An official in the emergency department of the local government of Ishinomaki told AFP he had been woken by “extremely violent shaking”.

“I heard the ground rumbling. Rather than feeling scared, I immediately remembered the Great East Japan Earthquake,” he said, referring to the 2011 disaster.

A Shinkansen bullet train was derailed north of Fukushima city, train company JR East said, but there were no immediate reports of injuries.

Matsuno said an emergency government taskforce had been set up and warned residents of possible strong aftershocks over the next week. 

“Major aftershocks often happen a couple of days after the first quake, so please stay away from any collapsed buildings... and other high-risk places,” he said.

Multiple smaller jolts hit the region in the hours immediately after the quake.
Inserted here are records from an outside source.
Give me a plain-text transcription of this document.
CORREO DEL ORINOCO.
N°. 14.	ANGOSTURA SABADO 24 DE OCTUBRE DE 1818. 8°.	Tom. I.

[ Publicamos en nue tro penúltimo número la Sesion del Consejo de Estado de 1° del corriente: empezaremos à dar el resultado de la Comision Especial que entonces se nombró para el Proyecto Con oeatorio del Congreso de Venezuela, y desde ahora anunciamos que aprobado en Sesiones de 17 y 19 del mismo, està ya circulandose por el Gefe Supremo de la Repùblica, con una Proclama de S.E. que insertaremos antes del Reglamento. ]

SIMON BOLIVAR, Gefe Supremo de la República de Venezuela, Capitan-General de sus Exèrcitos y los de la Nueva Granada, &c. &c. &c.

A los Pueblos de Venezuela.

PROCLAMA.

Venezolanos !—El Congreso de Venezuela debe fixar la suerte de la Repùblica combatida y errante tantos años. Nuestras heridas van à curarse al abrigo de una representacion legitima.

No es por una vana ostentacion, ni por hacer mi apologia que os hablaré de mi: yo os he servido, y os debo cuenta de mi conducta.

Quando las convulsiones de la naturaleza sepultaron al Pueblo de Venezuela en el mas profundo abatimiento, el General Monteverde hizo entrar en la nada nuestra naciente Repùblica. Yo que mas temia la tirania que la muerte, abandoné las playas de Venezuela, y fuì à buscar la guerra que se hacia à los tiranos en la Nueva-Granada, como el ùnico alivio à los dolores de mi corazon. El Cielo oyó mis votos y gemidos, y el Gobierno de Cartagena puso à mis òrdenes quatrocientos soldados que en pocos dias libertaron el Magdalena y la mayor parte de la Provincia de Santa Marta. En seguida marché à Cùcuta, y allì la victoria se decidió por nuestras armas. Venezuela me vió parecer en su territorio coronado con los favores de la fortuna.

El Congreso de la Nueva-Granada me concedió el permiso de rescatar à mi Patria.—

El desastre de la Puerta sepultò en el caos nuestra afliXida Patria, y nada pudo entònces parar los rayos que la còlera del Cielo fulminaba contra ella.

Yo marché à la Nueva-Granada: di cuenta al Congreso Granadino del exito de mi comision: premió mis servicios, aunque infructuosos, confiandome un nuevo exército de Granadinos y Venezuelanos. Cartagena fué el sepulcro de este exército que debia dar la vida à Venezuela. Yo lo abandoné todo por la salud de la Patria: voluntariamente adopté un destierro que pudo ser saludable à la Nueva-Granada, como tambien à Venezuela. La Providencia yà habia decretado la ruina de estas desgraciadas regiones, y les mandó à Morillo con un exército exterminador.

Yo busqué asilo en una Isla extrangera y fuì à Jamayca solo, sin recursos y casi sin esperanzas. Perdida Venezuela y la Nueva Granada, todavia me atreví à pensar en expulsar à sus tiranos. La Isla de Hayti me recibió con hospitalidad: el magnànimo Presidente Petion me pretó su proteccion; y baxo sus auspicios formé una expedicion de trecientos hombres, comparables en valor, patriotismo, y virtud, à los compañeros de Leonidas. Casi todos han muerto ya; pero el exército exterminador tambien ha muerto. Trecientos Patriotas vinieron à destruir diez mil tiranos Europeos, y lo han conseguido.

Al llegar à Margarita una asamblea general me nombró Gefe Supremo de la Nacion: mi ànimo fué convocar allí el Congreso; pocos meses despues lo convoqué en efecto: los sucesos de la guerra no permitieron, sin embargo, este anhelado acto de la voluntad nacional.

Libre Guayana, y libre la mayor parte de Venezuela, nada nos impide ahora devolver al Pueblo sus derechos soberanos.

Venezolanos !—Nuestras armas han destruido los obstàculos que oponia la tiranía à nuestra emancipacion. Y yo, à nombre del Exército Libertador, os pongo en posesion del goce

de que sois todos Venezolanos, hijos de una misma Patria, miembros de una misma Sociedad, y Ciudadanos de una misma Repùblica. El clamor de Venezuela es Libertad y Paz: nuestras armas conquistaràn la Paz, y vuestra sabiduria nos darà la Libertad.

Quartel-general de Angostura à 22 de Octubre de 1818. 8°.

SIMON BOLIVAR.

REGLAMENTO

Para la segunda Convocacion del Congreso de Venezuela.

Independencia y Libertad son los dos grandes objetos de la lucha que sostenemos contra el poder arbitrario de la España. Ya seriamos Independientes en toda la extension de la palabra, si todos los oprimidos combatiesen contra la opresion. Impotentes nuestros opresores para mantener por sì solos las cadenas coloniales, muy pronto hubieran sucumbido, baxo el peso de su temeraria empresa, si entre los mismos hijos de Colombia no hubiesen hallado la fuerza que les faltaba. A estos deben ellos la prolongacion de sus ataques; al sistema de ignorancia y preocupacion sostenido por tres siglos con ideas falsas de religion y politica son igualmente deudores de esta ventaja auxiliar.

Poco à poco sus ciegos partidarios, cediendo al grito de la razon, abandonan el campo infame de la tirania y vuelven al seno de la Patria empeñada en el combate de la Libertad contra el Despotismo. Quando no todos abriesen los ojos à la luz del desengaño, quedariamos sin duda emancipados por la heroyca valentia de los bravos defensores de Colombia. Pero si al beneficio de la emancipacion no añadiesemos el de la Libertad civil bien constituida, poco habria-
Around two million households were left without power in the central Kanto region, including 700,000 in Tokyo, electricity provider TEPCO said, but power was being gradually restored in the capital and elsewhere.

In the northeast, 156,000 households lost power, regional energy company Tohoku Electric Power said.
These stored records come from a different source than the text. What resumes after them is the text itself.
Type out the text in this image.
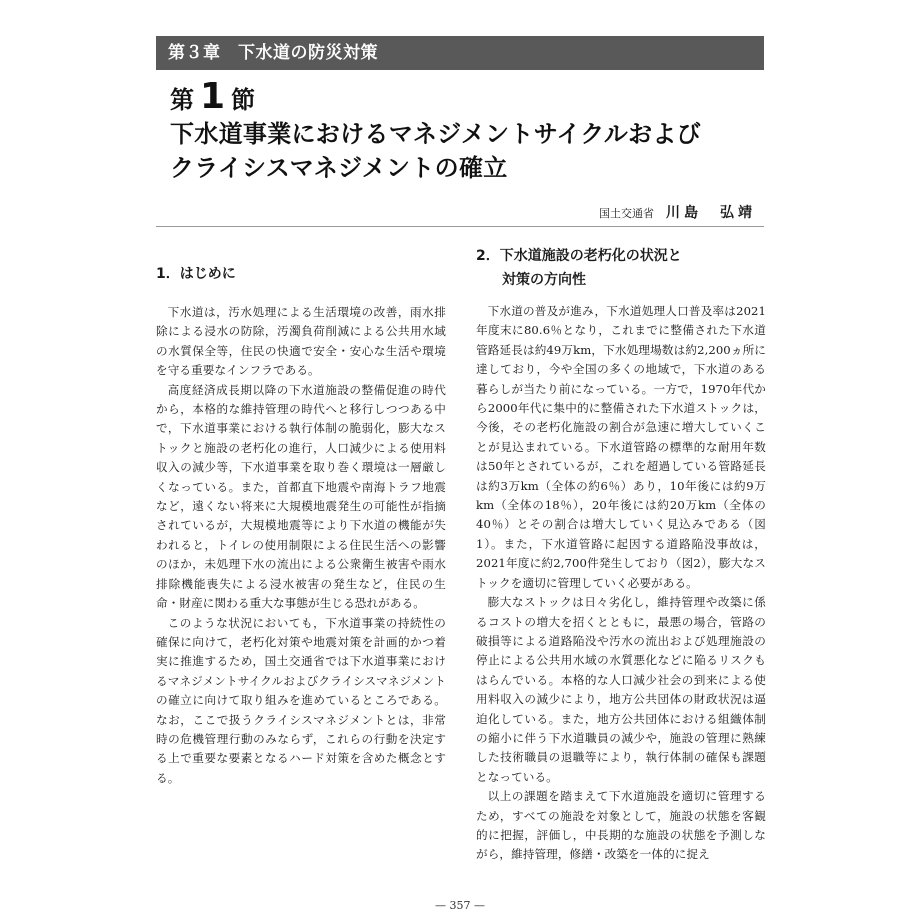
第３章　下水道の防災対策
第 1 節
下水道事業におけるマネジメントサイクルおよび
クライシスマネジメントの確立
国土交通省 川島　弘靖
1．はじめに

下水道は，汚水処理による生活環境の改善，雨水排除による浸水の防除，汚濁負荷削減による公共用水域の水質保全等，住民の快適で安全・安心な生活や環境を守る重要なインフラである。

高度経済成長期以降の下水道施設の整備促進の時代から，本格的な維持管理の時代へと移行しつつある中で，下水道事業における執行体制の脆弱化，膨大なストックと施設の老朽化の進行，人口減少による使用料収入の減少等，下水道事業を取り巻く環境は一層厳しくなっている。また，首都直下地震や南海トラフ地震など，遠くない将来に大規模地震発生の可能性が指摘されているが，大規模地震等により下水道の機能が失われると，トイレの使用制限による住民生活への影響のほか，未処理下水の流出による公衆衛生被害や雨水排除機能喪失による浸水被害の発生など，住民の生命・財産に関わる重大な事態が生じる恐れがある。

このような状況においても，下水道事業の持続性の確保に向けて，老朽化対策や地震対策を計画的かつ着実に推進するため，国土交通省では下水道事業におけるマネジメントサイクルおよびクライシスマネジメントの確立に向けて取り組みを進めているところである。なお，ここで扱うクライシスマネジメントとは，非常時の危機管理行動のみならず，これらの行動を決定する上で重要な要素となるハード対策を含めた概念とする。

2．下水道施設の老朽化の状況と
対策の方向性

下水道の普及が進み，下水道処理人口普及率は2021年度末に80.6％となり，これまでに整備された下水道管路延長は約49万km，下水処理場数は約2,200ヵ所に達しており，今や全国の多くの地域で，下水道のある暮らしが当たり前になっている。一方で，1970年代から2000年代に集中的に整備された下水道ストックは，今後，その老朽化施設の割合が急速に増大していくことが見込まれている。下水道管路の標準的な耐用年数は50年とされているが，これを超過している管路延長は約3万km（全体の約6％）あり，10年後には約9万km（全体の18％），20年後には約20万km（全体の40％）とその割合は増大していく見込みである（図1）。また，下水道管路に起因する道路陥没事故は，2021年度に約2,700件発生しており（図2），膨大なストックを適切に管理していく必要がある。

膨大なストックは日々劣化し，維持管理や改築に係るコストの増大を招くとともに，最悪の場合，管路の破損等による道路陥没や汚水の流出および処理施設の停止による公共用水域の水質悪化などに陥るリスクもはらんでいる。本格的な人口減少社会の到来による使用料収入の減少により，地方公共団体の財政状況は逼迫化している。また，地方公共団体における組織体制の縮小に伴う下水道職員の減少や，施設の管理に熟練した技術職員の退職等により，執行体制の確保も課題となっている。

以上の課題を踏まえて下水道施設を適切に管理するため，すべての施設を対象として，施設の状態を客観的に把握，評価し，中長期的な施設の状態を予測しながら，維持管理，修繕・改築を一体的に捉え

— 357 —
Evacuation orders were issued in some north-eastern towns, NHK reported, with Rifu town in Miyagi opening shelters in its official buildings.

Ring of fire 

Prime Minister Fumio Kishida told reporters the government was gathering information on the situation.

“We will commit ourselves to gathering information, do our best to rescue those affected by the [quake] and communicate information appropriately,” he said.

Japan sits on the Pacific “Ring of Fire”, an arc of intense seismic activity that stretches through Southeast Asia and across the Pacific basin.

The country is regularly hit by quakes, and has strict construction regulations intended to ensure buildings can withstand strong tremors.

But it remains haunted by the memory of the 2011 undersea quake in north-eastern Japan that triggered a deadly tsunami and unleashed the Fukushima nuclear accident.

A minute’s silence was held last Friday, the anniversary of the disaster, to remember the some 18,500 people left dead or missing in the tsunami.

Around the stricken Fukushima plant, extensive de-contamination has been carried out, and this year five former residents of Futaba, the region’s last uninhabited town, returned to live there on a trial basis.

Around 12 per cent of Fukushima was once declared unsafe but no-go zones now cover just 2.4 per cent of the prefecture, although populations in many towns remain far lower than before.